The capture process isn't over once you scan for and locate an invizimal, either. Each invizimal has a minigame you must complete before it's successfully trapped and added to your collection. Many of these are engaging little games that make you feel like an active participant in the capture process. For instance, capturing a jetcrab requires you to dodge fireballs it shoots at you by moving the PSP left and right, while shooting back at it with the X button. And capturing a vipera is a bit like playing a game of Whac-A-Mole; you wait for the snakelike invizimal to pop out of a hole in the ground, and then you slap down on top of it with your palm. But some of these minigames don't work well. To capture a roarhide, you need to block the charging creature by placing your hand in designated areas. But the camera may not register your hand's position, and in that event, the roarhide will charge straight through your hand and escape, forcing you to start the capture process over. Issues like this can happen with infuriating frequency and take much of the joy out of the initially exciting technology at the heart of Invizimals.
As with locating invizimals, while capturing them you may often be tempted to cheat the game a bit when it asks you to do things that just aren't fun or feasible given your surroundings. Capturing a moonhowler requires that you jump out of bushes behind it and startle it with a loud noise. This is done by moving the PSP toward the moonhowler from behind some virtual bushes, but if you jump out in front of the creature, it will escape. If you're playing at a table you can easily move around, getting behind the creature isn't a problem, but if you're playing on a corner desk or other surface you can't move around in all directions, getting behind the creature isn't always doable. The easy way around this problem is to just rotate the capture card with your hand, tricking the game into thinking you've moved around to the other side, but you shouldn't have to resort to shenanigans like this to be able to accomplish the goals the game sets out for you. Adding to the frustration is that sometimes, for no apparent reason, you may be told that you have to wait 30 or 40 minutes before you can capture an invizimal you need to acquire for a mission objective. You can always go battle with your current invizimals in the meantime, leveling them up and earning the watts that serve as the in-game currency, but when you're just eager to move the story along, needing to wait until you can capture the necessary invizimal can bring things to an irritating halt. 6283398NoneAttempts to capture invizimals don't always go as planned.

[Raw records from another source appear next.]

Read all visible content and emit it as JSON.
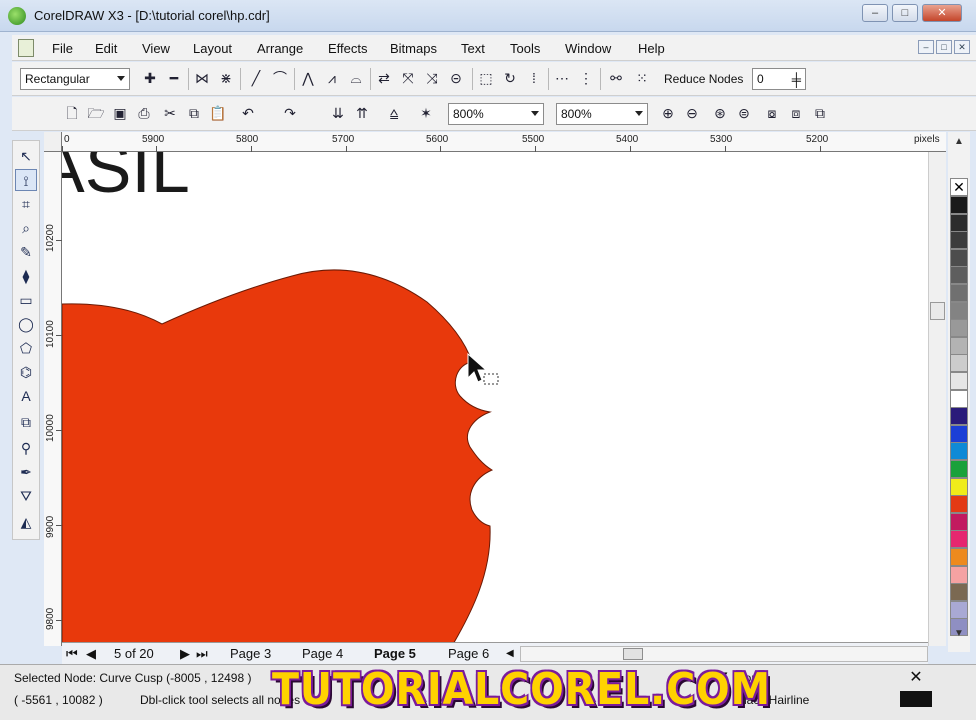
{
  "window": {
    "title": "CorelDRAW X3 - [D:\\tutorial corel\\hp.cdr]",
    "buttons": [
      "–",
      "□",
      "✕"
    ]
  },
  "menu": {
    "items": [
      "File",
      "Edit",
      "View",
      "Layout",
      "Arrange",
      "Effects",
      "Bitmaps",
      "Text",
      "Tools",
      "Window",
      "Help"
    ],
    "doc_buttons": [
      "–",
      "□",
      "✕"
    ]
  },
  "property_bar": {
    "selection_mode": "Rectangular",
    "reduce_nodes_label": "Reduce Nodes",
    "reduce_nodes_value": "0"
  },
  "standard_bar": {
    "zoom_a": "800%",
    "zoom_b": "800%"
  },
  "rulers": {
    "horizontal_labels": [
      "0",
      "5900",
      "5800",
      "5700",
      "5600",
      "5500",
      "5400",
      "5300",
      "5200"
    ],
    "horizontal_unit": "pixels",
    "vertical_labels": [
      "10200",
      "10100",
      "10000",
      "9900",
      "9800"
    ],
    "vertical_unit": "pixels"
  },
  "canvas": {
    "text_fragment": "ASIL",
    "shape_color": "#e8390c",
    "background_color": "#ffffff"
  },
  "palette": {
    "colors": [
      "#1a1a1a",
      "#2c2c2c",
      "#3c3c3c",
      "#4d4d4d",
      "#5e5e5e",
      "#707070",
      "#838383",
      "#999999",
      "#b3b3b3",
      "#cccccc",
      "#e6e6e6",
      "#ffffff",
      "#2a1b7a",
      "#1c3fd6",
      "#0f8ad6",
      "#1aa13a",
      "#f0ec1a",
      "#e33a14",
      "#c21a5f",
      "#e6276f",
      "#ed8a1e",
      "#f5a2a2",
      "#7b6952",
      "#a9a9d4",
      "#8f8fc2"
    ]
  },
  "pages": {
    "counter": "5 of 20",
    "tabs": [
      "Page 3",
      "Page 4",
      "Page 5",
      "Page 6"
    ],
    "active_tab": "Page 5"
  },
  "status": {
    "line1": "Selected Node: Curve Cusp (-8005 , 12498 )",
    "line2_coords": "( -5561 , 10082 )",
    "line2_hint": "Dbl-click tool selects all nodes",
    "fill_label": "None",
    "outline_label": "Black  Hairline",
    "watermark": "TUTORIALCOREL.COM"
  }
}
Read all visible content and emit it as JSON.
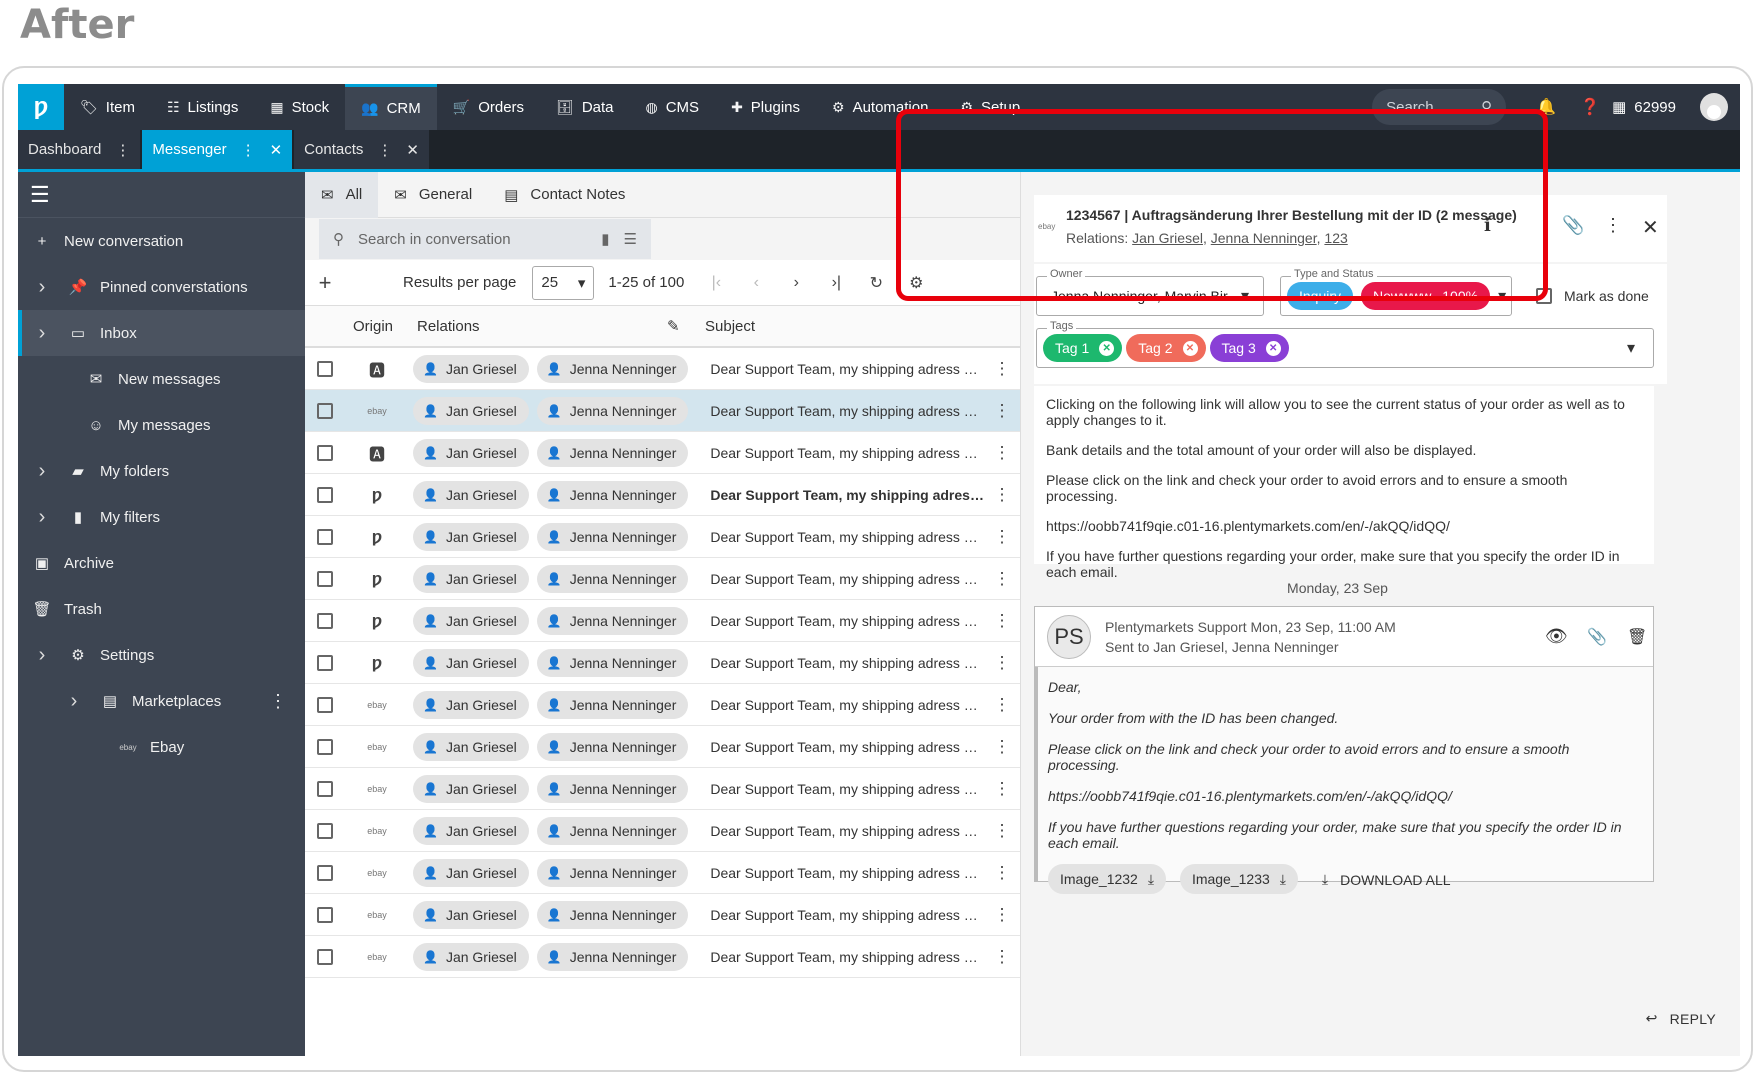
{
  "overlay_title": "After",
  "topnav": {
    "items": [
      {
        "icon": "tag-icon",
        "glyph": "🏷",
        "label": "Item"
      },
      {
        "icon": "listings-icon",
        "glyph": "☷",
        "label": "Listings"
      },
      {
        "icon": "stock-icon",
        "glyph": "▦",
        "label": "Stock"
      },
      {
        "icon": "crm-icon",
        "glyph": "👥",
        "label": "CRM"
      },
      {
        "icon": "cart-icon",
        "glyph": "🛒",
        "label": "Orders"
      },
      {
        "icon": "database-icon",
        "glyph": "🗄",
        "label": "Data"
      },
      {
        "icon": "cms-icon",
        "glyph": "◍",
        "label": "CMS"
      },
      {
        "icon": "puzzle-icon",
        "glyph": "✚",
        "label": "Plugins"
      },
      {
        "icon": "automation-icon",
        "glyph": "⚙",
        "label": "Automation"
      },
      {
        "icon": "gear-icon",
        "glyph": "⚙",
        "label": "Setup"
      }
    ],
    "search_placeholder": "Search",
    "account_id": "62999"
  },
  "tabs": [
    {
      "label": "Dashboard",
      "active": false
    },
    {
      "label": "Messenger",
      "active": true
    },
    {
      "label": "Contacts",
      "active": false
    }
  ],
  "sidebar": {
    "items": [
      {
        "label": "New conversation",
        "icon": "plus-icon",
        "glyph": "+",
        "chevron": false,
        "indent": 0
      },
      {
        "label": "Pinned converstations",
        "icon": "pin-icon",
        "glyph": "📌",
        "chevron": true,
        "indent": 0
      },
      {
        "label": "Inbox",
        "icon": "inbox-icon",
        "glyph": "▭",
        "chevron": true,
        "indent": 0,
        "active": true
      },
      {
        "label": "New messages",
        "icon": "message-icon",
        "glyph": "✉",
        "chevron": false,
        "indent": 1
      },
      {
        "label": "My messages",
        "icon": "person-message-icon",
        "glyph": "☺",
        "chevron": false,
        "indent": 1
      },
      {
        "label": "My folders",
        "icon": "folder-icon",
        "glyph": "▰",
        "chevron": true,
        "indent": 0
      },
      {
        "label": "My filters",
        "icon": "filter-bookmark-icon",
        "glyph": "▮",
        "chevron": true,
        "indent": 0
      },
      {
        "label": "Archive",
        "icon": "archive-icon",
        "glyph": "▣",
        "chevron": false,
        "indent": 0
      },
      {
        "label": "Trash",
        "icon": "trash-icon",
        "glyph": "🗑",
        "chevron": false,
        "indent": 0
      },
      {
        "label": "Settings",
        "icon": "gear-icon",
        "glyph": "⚙",
        "chevron": true,
        "indent": 0
      },
      {
        "label": "Marketplaces",
        "icon": "store-icon",
        "glyph": "▤",
        "chevron": true,
        "indent": 1,
        "menu": true
      },
      {
        "label": "Ebay",
        "icon": "ebay-icon",
        "glyph": "ebay",
        "chevron": false,
        "indent": 2
      }
    ]
  },
  "list": {
    "subtabs": [
      {
        "label": "All",
        "icon": "mail-icon",
        "active": true
      },
      {
        "label": "General",
        "icon": "mail-icon",
        "active": false
      },
      {
        "label": "Contact Notes",
        "icon": "note-icon",
        "active": false
      }
    ],
    "search_placeholder": "Search in conversation",
    "results_per_page_label": "Results per page",
    "results_per_page": "25",
    "range": "1-25 of 100",
    "columns": {
      "origin": "Origin",
      "relations": "Relations",
      "subject": "Subject"
    },
    "rows": [
      {
        "origin": "amazon",
        "r1": "Jan Griesel",
        "r2": "Jenna Nenninger",
        "subject": "Dear Support Team, my shipping adress has changed",
        "selected": false,
        "bold": false
      },
      {
        "origin": "ebay",
        "r1": "Jan Griesel",
        "r2": "Jenna Nenninger",
        "subject": "Dear Support Team, my shipping adress has changed",
        "selected": true,
        "bold": false
      },
      {
        "origin": "amazon",
        "r1": "Jan Griesel",
        "r2": "Jenna Nenninger",
        "subject": "Dear Support Team, my shipping adress has changed",
        "selected": false,
        "bold": false
      },
      {
        "origin": "plenty",
        "r1": "Jan Griesel",
        "r2": "Jenna Nenninger",
        "subject": "Dear Support Team, my shipping adress has changed",
        "selected": false,
        "bold": true
      },
      {
        "origin": "plenty",
        "r1": "Jan Griesel",
        "r2": "Jenna Nenninger",
        "subject": "Dear Support Team, my shipping adress has changed",
        "selected": false,
        "bold": false
      },
      {
        "origin": "plenty",
        "r1": "Jan Griesel",
        "r2": "Jenna Nenninger",
        "subject": "Dear Support Team, my shipping adress has changed",
        "selected": false,
        "bold": false
      },
      {
        "origin": "plenty",
        "r1": "Jan Griesel",
        "r2": "Jenna Nenninger",
        "subject": "Dear Support Team, my shipping adress has changed",
        "selected": false,
        "bold": false
      },
      {
        "origin": "plenty",
        "r1": "Jan Griesel",
        "r2": "Jenna Nenninger",
        "subject": "Dear Support Team, my shipping adress has changed",
        "selected": false,
        "bold": false
      },
      {
        "origin": "ebay",
        "r1": "Jan Griesel",
        "r2": "Jenna Nenninger",
        "subject": "Dear Support Team, my shipping adress has changed",
        "selected": false,
        "bold": false
      },
      {
        "origin": "ebay",
        "r1": "Jan Griesel",
        "r2": "Jenna Nenninger",
        "subject": "Dear Support Team, my shipping adress has changed",
        "selected": false,
        "bold": false
      },
      {
        "origin": "ebay",
        "r1": "Jan Griesel",
        "r2": "Jenna Nenninger",
        "subject": "Dear Support Team, my shipping adress has changed",
        "selected": false,
        "bold": false
      },
      {
        "origin": "ebay",
        "r1": "Jan Griesel",
        "r2": "Jenna Nenninger",
        "subject": "Dear Support Team, my shipping adress has changed",
        "selected": false,
        "bold": false
      },
      {
        "origin": "ebay",
        "r1": "Jan Griesel",
        "r2": "Jenna Nenninger",
        "subject": "Dear Support Team, my shipping adress has changed",
        "selected": false,
        "bold": false
      },
      {
        "origin": "ebay",
        "r1": "Jan Griesel",
        "r2": "Jenna Nenninger",
        "subject": "Dear Support Team, my shipping adress has changed",
        "selected": false,
        "bold": false
      },
      {
        "origin": "ebay",
        "r1": "Jan Griesel",
        "r2": "Jenna Nenninger",
        "subject": "Dear Support Team, my shipping adress has changed",
        "selected": false,
        "bold": false
      }
    ]
  },
  "detail": {
    "title": "1234567 | Auftragsänderung Ihrer Bestellung mit der ID (2 message)",
    "relations_label": "Relations:",
    "relations": [
      "Jan Griesel",
      "Jenna Nenninger",
      "123"
    ],
    "owner_legend": "Owner",
    "owner_value": "Jenna Nenninger, Marvin Bir...",
    "type_legend": "Type and Status",
    "type_value": "Inquiry",
    "status_value": "Newwww...100%",
    "mark_done": "Mark as done",
    "tags_legend": "Tags",
    "tags": [
      {
        "label": "Tag 1",
        "color": "#1db86e"
      },
      {
        "label": "Tag 2",
        "color": "#f06b5b"
      },
      {
        "label": "Tag 3",
        "color": "#8a3fd6"
      }
    ],
    "body": [
      "Clicking on the following link will allow you to see the current status of your order as well as to apply changes to it.",
      "Bank details and the total amount of your order will also be displayed.",
      "Please click on the link and check your order to avoid errors and to ensure a smooth processing.",
      "https://oobb741f9qie.c01-16.plentymarkets.com/en/-/akQQ/idQQ/",
      "If you have further questions regarding your order, make sure that you specify the order ID in each email."
    ],
    "date_divider": "Monday, 23 Sep",
    "message": {
      "initials": "PS",
      "sender": "Plentymarkets Support",
      "time": "Mon, 23 Sep, 11:00 AM",
      "sent_to": "Sent to Jan Griesel, Jenna Nenninger",
      "lines": [
        "Dear,",
        "Your order from with the ID has been changed.",
        "Please click on the link and check your order to avoid errors and to ensure a smooth processing.",
        "https://oobb741f9qie.c01-16.plentymarkets.com/en/-/akQQ/idQQ/",
        "If you have further questions regarding your order, make sure that you specify the order ID in each email."
      ],
      "attachments": [
        "Image_1232",
        "Image_1233"
      ],
      "download_all": "DOWNLOAD ALL"
    },
    "reply": "REPLY"
  },
  "colors": {
    "brand": "#00a1d6",
    "highlight": "#e8000b",
    "inquiry": "#3daee9",
    "status": "#e8184a"
  }
}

Battling with the invizimals you've captured is the best aspect of Invizimals, but aside from its nifty visual trick, it's unremarkable. In battle, your invizimal has four standard attacks, with the more powerful attacks costing more stamina to use. Defending costs stamina as well, so being too aggressive with your attacks can leave you vulnerable. This leads to a bit of light strategy as you try to most effectively sap your opponent's life without leaving yourself defenseless. You can purchase or acquire special attacks called vectors, which often need to be triggered by unusual actions on your part: launching the earthquake vector, for instance, requires you to shake your PSP, while the lightning strike has you waving your hand to gather storm clouds. These activities keep you a bit more involved in the action than you would be otherwise. But other than the cool visuals and the occasional bit of physical participation, the battles feel very much like those in any number of other such creature battling games.

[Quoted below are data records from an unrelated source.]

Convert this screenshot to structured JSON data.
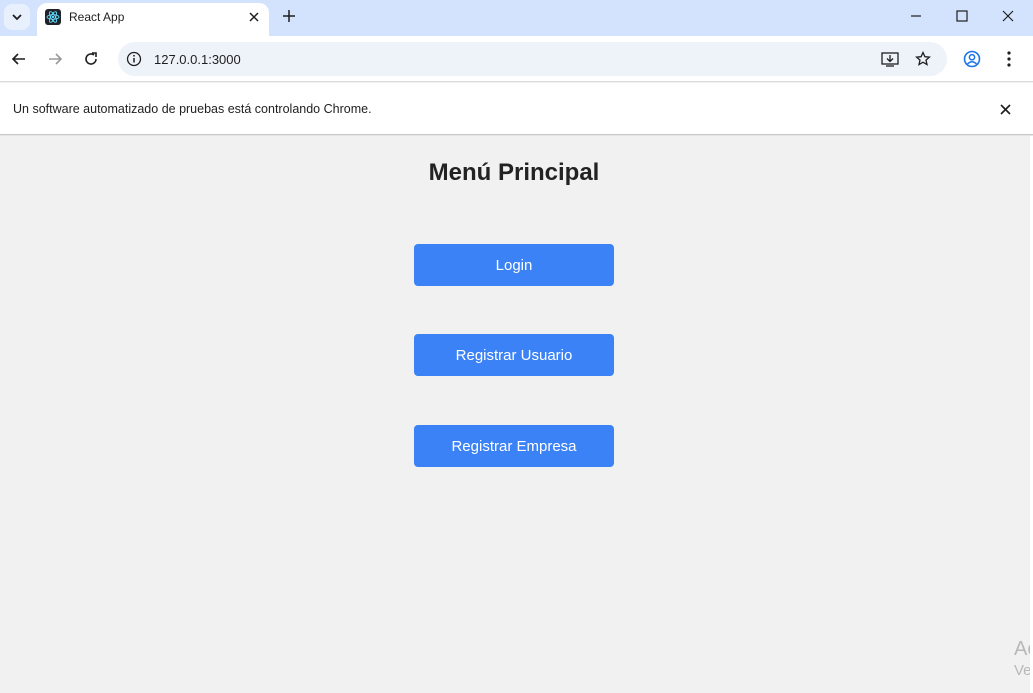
{
  "browser": {
    "tab_title": "React App",
    "url": "127.0.0.1:3000"
  },
  "infobar": {
    "message": "Un software automatizado de pruebas está controlando Chrome."
  },
  "page": {
    "title": "Menú Principal",
    "buttons": [
      {
        "label": "Login"
      },
      {
        "label": "Registrar Usuario"
      },
      {
        "label": "Registrar Empresa"
      }
    ],
    "button_color": "#3b82f6"
  },
  "watermark": {
    "line1": "Ac",
    "line2": "Ve"
  }
}
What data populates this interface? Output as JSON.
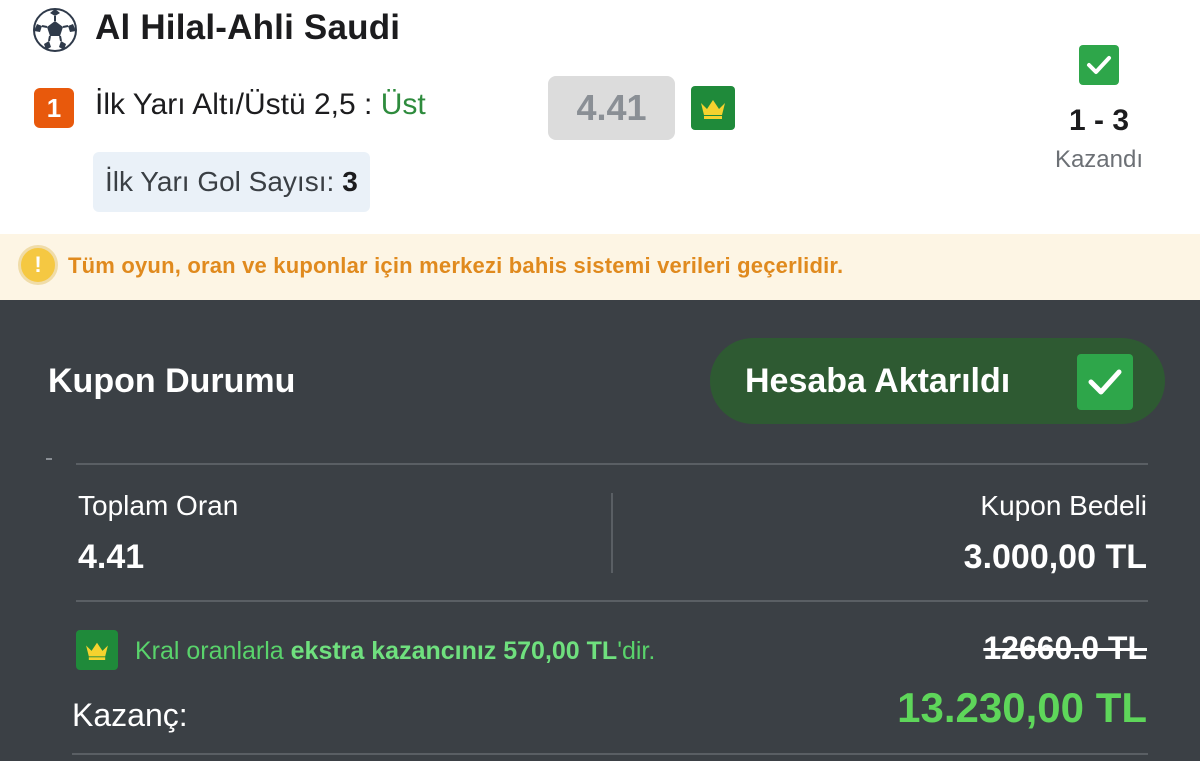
{
  "match": {
    "title": "Al Hilal-Ahli Saudi",
    "selection_number": "1",
    "market_label": "İlk Yarı Altı/Üstü 2,5 : ",
    "selection": "Üst",
    "odds": "4.41",
    "status_score": "1 - 3",
    "status_text": "Kazandı",
    "goal_count_label": "İlk Yarı Gol Sayısı:",
    "goal_count_value": "3"
  },
  "notice": {
    "text": "Tüm oyun, oran ve kuponlar için merkezi bahis sistemi verileri geçerlidir."
  },
  "coupon": {
    "title": "Kupon Durumu",
    "transfer_status": "Hesaba Aktarıldı",
    "total_odds_label": "Toplam Oran",
    "total_odds_value": "4.41",
    "stake_label": "Kupon Bedeli",
    "stake_value": "3.000,00 TL",
    "extra_prefix": "Kral oranlarla ",
    "extra_bold": "ekstra kazancınız 570,00 TL",
    "extra_suffix": "'dir.",
    "old_win": "12660.0 TL",
    "win_label": "Kazanç:",
    "win_value": "13.230,00 TL"
  },
  "colors": {
    "accent_green": "#2ea64a",
    "win_green": "#5ed65a",
    "badge_orange": "#e8590c",
    "notice_orange": "#e08a1e",
    "dark_panel": "#3b4045"
  },
  "icons": {
    "sport": "soccer-ball-icon",
    "crown": "crown-icon",
    "check": "check-icon",
    "warning": "warning-icon"
  }
}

But those flashy visuals are the big draw of Invizimals, and they are impressive, at least initially. Seeing these three-dimensional creatures fight it out right in front of you, on your kitchen table or your lap or wherever you happen to put down the capture card, is novel and incredible for a little while. The creatures are cleverly designed, with appearances that range from adorable to fearsome, and as you level them up, it's rewarding to see your invizimals evolve from tiny creatures to larger, much stronger-looking ones. But the visuals glitch out often enough to break the illusion. The PSP sometimes briefly stops recognizing the way the capture card is oriented in relation to the camera or misjudges its distance, causing the invizimals to suddenly appear very tiny or upside down or otherwise completely out of whack with their surroundings. Because of this, it quickly becomes impossible to buy into the notion that there really are invisible creatures revealed by the PSP's camera dueling in front of you, and without that novelty going for it, Invizimals starts to feel like just another game about capturing and battling creatures, and an often frustrating one at that.
Vectors can cause natural disasters like earthquakes, firestorms, and PSP screen shatterings.
The Invizimals experience is better when shared with others. You can battle or trade your invizimals via ad hoc or infrastructure multiplayer. The online community isn't very robust at the moment, though, so you'll have better luck coordinating with friends than just hopping online and hoping to find a battle or trade partner. Those who like to live dangerously will appreciate the option to raise the stakes in their invizimal battles with a bet, which grants the victor the option to steal, destroy, or forgive the loser's creature. Trading and battling with others gives this game a bit more longevity, particularly for completionists who want to collect all of the 100-plus invizimals in the game. But other games have handled the creature battling concept with more success. The technology of Invizimals is very impressive at first, but once that wears off, these cute creatures often prove to be more trouble than they're worth.